I make this generalization from my old neighborhood library in northern Virginia, a very active library with a great kids' section and lots of devoted parents (of all colors except black) coming at all hours with their kids.  You can tell that the librarians, some of whom are black, really try to cast a broad net in their book purchases, acquiring a wide, innovative range of stories, perspectives, even language.  But they have a policy that if a book hasn't circulated more than a few times in the past few years, they sell it for a song.  When you look at the books for sale, a remarkable proportion, especially of the kids' books, are "colored" books.  There are histories of Native Americans and their struggles against the colonists, beautifully-illustrated histories of ancient African empires, and lots of easy-reading picture books about immigrants or the Great Migration or other themes that just don't seem to interest middle-of-the-road white Anglos or upwardly-mobile immigrants to the US.  It is a sad commentary on what people find valuable for exposing themselves and their kids to.  Though, as with the travesty of food waste in relation to my dumpster diving, the situation favors people like me who are thrilled to pick up great kids' books on people of color for less than a dollar!
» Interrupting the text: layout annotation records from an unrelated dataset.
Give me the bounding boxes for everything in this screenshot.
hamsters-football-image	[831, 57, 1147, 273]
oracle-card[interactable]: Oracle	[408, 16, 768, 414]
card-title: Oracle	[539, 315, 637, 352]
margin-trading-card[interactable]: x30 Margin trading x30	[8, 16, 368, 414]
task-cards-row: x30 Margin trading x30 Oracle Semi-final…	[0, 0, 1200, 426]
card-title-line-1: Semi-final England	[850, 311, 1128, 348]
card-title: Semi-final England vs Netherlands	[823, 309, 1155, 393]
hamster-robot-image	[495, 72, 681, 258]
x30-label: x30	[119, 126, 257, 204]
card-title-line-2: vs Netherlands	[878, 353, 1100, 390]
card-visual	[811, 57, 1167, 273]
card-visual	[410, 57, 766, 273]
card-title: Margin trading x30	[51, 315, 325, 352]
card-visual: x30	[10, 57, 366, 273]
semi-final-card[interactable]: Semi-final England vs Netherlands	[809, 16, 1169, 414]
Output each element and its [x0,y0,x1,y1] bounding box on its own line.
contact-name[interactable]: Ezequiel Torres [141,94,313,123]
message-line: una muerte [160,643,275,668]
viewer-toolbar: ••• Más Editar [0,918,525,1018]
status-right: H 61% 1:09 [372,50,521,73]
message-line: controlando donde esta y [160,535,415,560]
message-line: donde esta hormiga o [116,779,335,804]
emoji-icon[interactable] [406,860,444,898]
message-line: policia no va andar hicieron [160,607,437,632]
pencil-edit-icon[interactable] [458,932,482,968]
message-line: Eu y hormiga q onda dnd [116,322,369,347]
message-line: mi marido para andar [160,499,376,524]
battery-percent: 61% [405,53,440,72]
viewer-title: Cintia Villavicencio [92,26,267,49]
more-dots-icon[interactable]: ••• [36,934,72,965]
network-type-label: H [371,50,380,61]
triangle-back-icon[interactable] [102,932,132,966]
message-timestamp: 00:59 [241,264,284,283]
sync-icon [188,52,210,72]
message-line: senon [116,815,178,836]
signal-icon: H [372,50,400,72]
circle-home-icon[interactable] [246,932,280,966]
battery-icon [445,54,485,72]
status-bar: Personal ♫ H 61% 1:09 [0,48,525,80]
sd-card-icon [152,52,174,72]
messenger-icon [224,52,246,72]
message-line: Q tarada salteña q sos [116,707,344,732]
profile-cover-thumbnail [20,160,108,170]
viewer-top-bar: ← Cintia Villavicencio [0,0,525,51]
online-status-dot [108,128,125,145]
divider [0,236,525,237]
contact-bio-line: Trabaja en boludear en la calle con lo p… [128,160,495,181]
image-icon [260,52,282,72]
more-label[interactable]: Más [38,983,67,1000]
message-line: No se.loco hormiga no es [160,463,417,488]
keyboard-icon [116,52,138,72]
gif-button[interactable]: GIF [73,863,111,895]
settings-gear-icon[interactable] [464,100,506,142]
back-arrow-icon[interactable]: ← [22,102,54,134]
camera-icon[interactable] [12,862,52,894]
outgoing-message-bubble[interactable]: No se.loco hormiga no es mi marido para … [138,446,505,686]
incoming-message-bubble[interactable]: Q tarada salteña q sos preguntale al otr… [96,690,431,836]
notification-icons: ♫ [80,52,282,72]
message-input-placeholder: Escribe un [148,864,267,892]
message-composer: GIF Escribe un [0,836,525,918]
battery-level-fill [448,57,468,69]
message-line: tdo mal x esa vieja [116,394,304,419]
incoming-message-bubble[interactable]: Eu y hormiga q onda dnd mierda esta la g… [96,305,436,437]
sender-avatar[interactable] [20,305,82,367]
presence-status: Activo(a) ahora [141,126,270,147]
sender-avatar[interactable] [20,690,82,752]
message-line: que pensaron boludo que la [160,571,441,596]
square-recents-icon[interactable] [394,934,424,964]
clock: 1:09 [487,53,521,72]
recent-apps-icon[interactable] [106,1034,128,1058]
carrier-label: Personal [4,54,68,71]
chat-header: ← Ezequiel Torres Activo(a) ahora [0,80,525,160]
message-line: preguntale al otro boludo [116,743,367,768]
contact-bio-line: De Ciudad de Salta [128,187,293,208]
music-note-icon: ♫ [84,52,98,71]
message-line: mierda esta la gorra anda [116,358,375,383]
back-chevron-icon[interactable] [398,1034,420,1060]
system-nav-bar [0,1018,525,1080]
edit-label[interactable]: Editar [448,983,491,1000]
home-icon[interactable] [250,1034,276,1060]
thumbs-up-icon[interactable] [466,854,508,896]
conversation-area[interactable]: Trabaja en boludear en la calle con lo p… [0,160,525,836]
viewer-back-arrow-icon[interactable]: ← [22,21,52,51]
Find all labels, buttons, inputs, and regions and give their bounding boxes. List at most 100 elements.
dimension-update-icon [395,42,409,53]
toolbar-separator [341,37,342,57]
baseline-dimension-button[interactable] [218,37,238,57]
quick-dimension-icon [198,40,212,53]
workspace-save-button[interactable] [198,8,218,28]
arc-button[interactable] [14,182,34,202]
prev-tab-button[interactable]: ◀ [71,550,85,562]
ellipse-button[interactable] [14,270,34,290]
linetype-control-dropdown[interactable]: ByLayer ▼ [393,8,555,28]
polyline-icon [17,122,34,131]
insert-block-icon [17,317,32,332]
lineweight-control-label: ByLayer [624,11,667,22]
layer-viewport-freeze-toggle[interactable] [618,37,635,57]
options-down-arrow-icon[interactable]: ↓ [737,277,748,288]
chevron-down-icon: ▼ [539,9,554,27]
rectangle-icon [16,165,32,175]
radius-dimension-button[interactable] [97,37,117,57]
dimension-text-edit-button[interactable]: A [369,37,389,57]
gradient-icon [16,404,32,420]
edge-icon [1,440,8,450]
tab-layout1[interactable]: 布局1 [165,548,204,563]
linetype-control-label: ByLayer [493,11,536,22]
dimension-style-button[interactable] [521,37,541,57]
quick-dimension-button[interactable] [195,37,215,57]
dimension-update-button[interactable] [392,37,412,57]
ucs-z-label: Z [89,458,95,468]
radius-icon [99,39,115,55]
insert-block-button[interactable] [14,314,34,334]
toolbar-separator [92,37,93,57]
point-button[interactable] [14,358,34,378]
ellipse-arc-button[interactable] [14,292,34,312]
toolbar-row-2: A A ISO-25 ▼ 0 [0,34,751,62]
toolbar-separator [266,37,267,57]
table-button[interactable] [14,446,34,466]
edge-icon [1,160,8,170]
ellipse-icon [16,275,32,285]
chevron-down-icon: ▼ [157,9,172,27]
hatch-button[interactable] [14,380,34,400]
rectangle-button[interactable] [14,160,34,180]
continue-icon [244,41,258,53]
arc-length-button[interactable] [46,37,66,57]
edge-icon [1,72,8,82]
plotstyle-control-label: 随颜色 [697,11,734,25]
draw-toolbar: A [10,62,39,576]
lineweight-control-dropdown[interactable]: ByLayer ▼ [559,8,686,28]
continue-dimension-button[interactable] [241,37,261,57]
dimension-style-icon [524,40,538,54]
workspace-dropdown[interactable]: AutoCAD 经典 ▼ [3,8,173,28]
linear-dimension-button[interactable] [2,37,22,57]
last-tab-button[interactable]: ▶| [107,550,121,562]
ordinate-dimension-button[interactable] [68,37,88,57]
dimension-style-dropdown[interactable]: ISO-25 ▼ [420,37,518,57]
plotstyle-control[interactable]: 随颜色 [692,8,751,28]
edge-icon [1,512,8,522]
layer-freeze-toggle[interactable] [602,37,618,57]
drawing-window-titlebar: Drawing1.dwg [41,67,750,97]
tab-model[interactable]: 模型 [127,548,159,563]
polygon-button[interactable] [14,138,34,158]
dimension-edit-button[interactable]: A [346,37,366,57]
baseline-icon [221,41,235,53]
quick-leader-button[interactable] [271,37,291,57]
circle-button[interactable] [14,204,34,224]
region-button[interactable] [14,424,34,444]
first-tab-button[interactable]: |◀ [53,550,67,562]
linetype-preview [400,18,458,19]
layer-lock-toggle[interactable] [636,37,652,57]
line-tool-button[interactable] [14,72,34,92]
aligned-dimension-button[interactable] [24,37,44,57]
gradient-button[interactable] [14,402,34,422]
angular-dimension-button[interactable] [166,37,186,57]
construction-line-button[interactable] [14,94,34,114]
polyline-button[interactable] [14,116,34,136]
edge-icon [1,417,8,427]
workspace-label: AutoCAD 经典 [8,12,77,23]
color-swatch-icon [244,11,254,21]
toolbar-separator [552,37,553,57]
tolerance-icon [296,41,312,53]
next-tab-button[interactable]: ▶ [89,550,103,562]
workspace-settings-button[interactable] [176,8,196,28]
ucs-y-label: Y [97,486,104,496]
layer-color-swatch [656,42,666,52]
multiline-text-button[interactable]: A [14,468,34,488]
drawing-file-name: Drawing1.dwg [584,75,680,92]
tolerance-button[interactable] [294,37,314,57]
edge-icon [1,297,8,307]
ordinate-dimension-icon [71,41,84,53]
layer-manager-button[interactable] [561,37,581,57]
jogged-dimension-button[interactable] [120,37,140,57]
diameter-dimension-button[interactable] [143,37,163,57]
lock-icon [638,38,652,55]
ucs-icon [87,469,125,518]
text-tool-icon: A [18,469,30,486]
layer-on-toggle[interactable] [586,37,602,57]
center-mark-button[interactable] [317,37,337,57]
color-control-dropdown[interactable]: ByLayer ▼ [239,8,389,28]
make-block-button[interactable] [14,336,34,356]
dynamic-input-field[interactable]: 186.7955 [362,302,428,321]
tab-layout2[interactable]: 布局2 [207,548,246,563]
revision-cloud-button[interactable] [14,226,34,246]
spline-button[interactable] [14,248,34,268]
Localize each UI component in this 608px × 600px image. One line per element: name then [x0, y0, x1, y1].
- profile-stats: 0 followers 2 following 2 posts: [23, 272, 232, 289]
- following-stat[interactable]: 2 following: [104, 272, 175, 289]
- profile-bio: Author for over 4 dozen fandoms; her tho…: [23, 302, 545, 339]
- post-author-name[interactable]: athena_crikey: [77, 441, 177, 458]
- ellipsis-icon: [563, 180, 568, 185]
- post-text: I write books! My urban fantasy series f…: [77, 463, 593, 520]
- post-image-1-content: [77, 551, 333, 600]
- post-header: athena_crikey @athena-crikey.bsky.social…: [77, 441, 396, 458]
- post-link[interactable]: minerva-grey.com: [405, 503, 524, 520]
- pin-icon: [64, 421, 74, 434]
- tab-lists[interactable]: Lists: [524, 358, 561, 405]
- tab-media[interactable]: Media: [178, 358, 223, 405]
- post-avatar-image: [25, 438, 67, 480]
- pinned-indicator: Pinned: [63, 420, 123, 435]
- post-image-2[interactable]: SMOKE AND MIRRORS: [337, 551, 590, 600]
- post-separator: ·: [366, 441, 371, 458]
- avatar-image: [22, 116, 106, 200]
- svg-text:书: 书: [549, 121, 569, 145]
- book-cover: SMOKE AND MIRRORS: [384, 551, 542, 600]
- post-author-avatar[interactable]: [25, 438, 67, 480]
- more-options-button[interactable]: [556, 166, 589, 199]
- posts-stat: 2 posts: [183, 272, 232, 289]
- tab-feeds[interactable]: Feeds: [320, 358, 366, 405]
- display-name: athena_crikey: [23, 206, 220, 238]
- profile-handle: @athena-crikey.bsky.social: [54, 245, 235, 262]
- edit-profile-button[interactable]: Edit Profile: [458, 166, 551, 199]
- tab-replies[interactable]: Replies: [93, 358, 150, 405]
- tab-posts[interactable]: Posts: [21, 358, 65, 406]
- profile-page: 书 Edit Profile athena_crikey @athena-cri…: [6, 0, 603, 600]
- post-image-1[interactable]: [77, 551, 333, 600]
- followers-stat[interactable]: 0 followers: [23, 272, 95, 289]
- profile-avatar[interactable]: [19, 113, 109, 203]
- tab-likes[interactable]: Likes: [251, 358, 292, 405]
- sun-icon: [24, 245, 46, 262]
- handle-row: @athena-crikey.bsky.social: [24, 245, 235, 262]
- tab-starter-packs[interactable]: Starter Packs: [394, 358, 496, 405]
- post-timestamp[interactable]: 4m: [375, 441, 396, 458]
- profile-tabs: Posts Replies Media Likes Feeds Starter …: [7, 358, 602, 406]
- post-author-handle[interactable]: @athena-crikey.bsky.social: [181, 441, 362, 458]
I'm looking forward to an upcoming trip back home to Chicago, with its massive library system.  There I'll be able to find another "black book" I've become interested in, "Popo and Fifina", written by Langston Hughes and set in Haiti.  It is also no longer in print, presumably for the same ridiculous lack of market caché discussed above, but luckily the Chicago Public Library keeps even unhip books for posterity, and isn't so quick to sell them off as a smaller town's system might be.